Often what seems obvious isn’t.
Take this new Gemini Legacy image of the elaborate planetary nebula Sharpless 2–71. For most of its recorded history, astronomers assumed that it formed from the death throes of an obvious bright star — a known binary system — near its center. Arguments against that claim, however, have turned this case into a classic mystery of uncertain parentage.
The Gemini Legacy image shows the long-assumed central star shining as the brightest object close to the center of the nebula’s beautiful gas shell. But new observations have shown that the nature of a dimmer, bluer star — just to the right, and a bit lower than the obvious central star — might provide a better fit for the nebula’s “birth parent.”
The uncertainty arises from the fact that the brighter central star doesn’t appear to radiate enough high-energy (ultraviolet) light to cause the surrounding gas to glow as intensely as it does, whereas the dimmer, bluer star likely does. On the other hand, the brighter star’s binary nature would help explain the nebula’s asymmetrical structure. Astronomers do not yet know if the dimmer, bluer star also has a companion.
Another unresolved issue is whether the brighter star’s unseen companion might be hot enough to excite the gas to glow. If so, this pair might be able to hold on to its parental connection to the nebula.

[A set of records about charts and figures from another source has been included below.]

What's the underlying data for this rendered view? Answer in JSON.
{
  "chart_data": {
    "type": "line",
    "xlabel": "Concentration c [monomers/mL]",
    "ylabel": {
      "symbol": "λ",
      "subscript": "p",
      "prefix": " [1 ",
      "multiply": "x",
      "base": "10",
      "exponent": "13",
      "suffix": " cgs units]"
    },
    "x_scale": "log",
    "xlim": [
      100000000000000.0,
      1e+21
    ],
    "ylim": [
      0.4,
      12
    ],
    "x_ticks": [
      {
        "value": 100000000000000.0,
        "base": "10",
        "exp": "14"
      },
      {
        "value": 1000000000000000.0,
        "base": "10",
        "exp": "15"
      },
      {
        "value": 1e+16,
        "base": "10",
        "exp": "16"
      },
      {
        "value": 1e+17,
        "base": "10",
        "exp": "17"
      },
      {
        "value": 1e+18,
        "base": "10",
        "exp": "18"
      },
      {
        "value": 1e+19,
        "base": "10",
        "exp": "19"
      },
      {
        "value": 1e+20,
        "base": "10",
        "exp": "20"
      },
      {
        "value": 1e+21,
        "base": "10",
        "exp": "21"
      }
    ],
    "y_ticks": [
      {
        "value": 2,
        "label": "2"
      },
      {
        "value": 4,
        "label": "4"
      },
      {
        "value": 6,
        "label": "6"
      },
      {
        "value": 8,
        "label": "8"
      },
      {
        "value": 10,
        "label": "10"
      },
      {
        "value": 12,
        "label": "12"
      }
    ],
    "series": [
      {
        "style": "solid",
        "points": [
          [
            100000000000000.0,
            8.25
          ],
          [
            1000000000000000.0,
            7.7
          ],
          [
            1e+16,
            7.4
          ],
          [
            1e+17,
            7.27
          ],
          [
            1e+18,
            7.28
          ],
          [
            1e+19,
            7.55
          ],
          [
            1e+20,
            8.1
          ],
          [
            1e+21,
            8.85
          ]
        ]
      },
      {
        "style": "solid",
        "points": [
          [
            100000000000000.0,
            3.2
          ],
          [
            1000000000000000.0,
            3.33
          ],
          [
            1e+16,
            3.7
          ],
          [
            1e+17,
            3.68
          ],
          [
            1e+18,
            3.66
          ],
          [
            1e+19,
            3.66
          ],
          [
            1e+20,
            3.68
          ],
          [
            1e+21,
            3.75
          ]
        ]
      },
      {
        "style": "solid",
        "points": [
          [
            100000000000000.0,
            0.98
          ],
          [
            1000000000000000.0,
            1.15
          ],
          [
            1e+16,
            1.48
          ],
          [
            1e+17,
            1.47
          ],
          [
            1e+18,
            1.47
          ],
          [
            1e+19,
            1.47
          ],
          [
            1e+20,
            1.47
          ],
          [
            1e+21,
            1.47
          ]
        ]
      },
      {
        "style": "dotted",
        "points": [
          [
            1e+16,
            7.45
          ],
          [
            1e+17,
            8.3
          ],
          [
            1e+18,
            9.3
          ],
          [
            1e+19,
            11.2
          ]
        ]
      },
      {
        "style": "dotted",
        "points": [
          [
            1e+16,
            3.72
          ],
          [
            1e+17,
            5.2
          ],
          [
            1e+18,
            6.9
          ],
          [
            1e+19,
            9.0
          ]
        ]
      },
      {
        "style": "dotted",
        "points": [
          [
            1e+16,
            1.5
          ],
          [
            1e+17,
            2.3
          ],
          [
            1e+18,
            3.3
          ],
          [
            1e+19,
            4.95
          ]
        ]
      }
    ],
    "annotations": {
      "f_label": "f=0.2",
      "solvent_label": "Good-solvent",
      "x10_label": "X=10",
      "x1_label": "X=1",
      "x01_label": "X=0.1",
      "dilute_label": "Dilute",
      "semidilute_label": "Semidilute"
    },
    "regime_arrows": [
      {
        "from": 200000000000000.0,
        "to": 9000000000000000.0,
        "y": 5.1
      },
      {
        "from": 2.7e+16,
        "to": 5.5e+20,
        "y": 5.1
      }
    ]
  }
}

A research team, led by Australian astronomers David Frew and Quentin Parker from Macquarie University, Sydney, is studying the dimmer, bluer star to understand its nature. “At the assumed distance to the nebula — roughly 1 kiloparsec, or about 3,260 light-years — the faint star has about the right brightness to be the fading remnant of the nebula’s progenitor star,” said Frew.
Then again, the brighter binary star is an uncommon one that shows strong and broad Hydrogen-alpha emission, which are seen in some planetary nebulae. According to Frew, this star also is unlikely to be a chance projection or alignment with the nebula, “so there could be at least three stars in this system,” he said.
Putting aside the complex issue of which star or stars formed this object, the nebula’s striking morphology also poses difficult questions. “The nebula presents a multipolar structure and several pairs of bipolar lobes at different orientations,” said Luis Miranda from Spain’s Institute of Astrophysics of Andalucía, who has also studied this object extensively. “These lobes most certainly formed at different times and likely involved a binary progenitor — in particular with mass-transfer and multiple episodes of mass ejection along an axis where the orientation changes with time.”
Adding to the puzzle, Parker and Romano Corradi from the Institute of Astrophysics of the Canary Islands, Spain, have recently discovered faint outer wisps and lobes surrounding the planetary on deep Hydrogen-alpha images taken as part of the Isaac Newton Telescope Photometric HydrogenAlpha Survey of the Northern Galactic Plane Survey. These features extend over many arcminutes — not shown in the new Gemini image — suggesting the mass-loss history of this object has even more levels of complexity.
Miranda agrees, noting that the nebula’s structure is difficult to explain without a binary pair for parents. “The chaotic morphology of Sh 2–71 implies that very complex processes have been involved in its formation,” said Miranda. Unfortunately, not much is known about either possible central star’s known or speculated companions. So the mystery of the nebula’s uncertain parentage remains unsolved ... for now.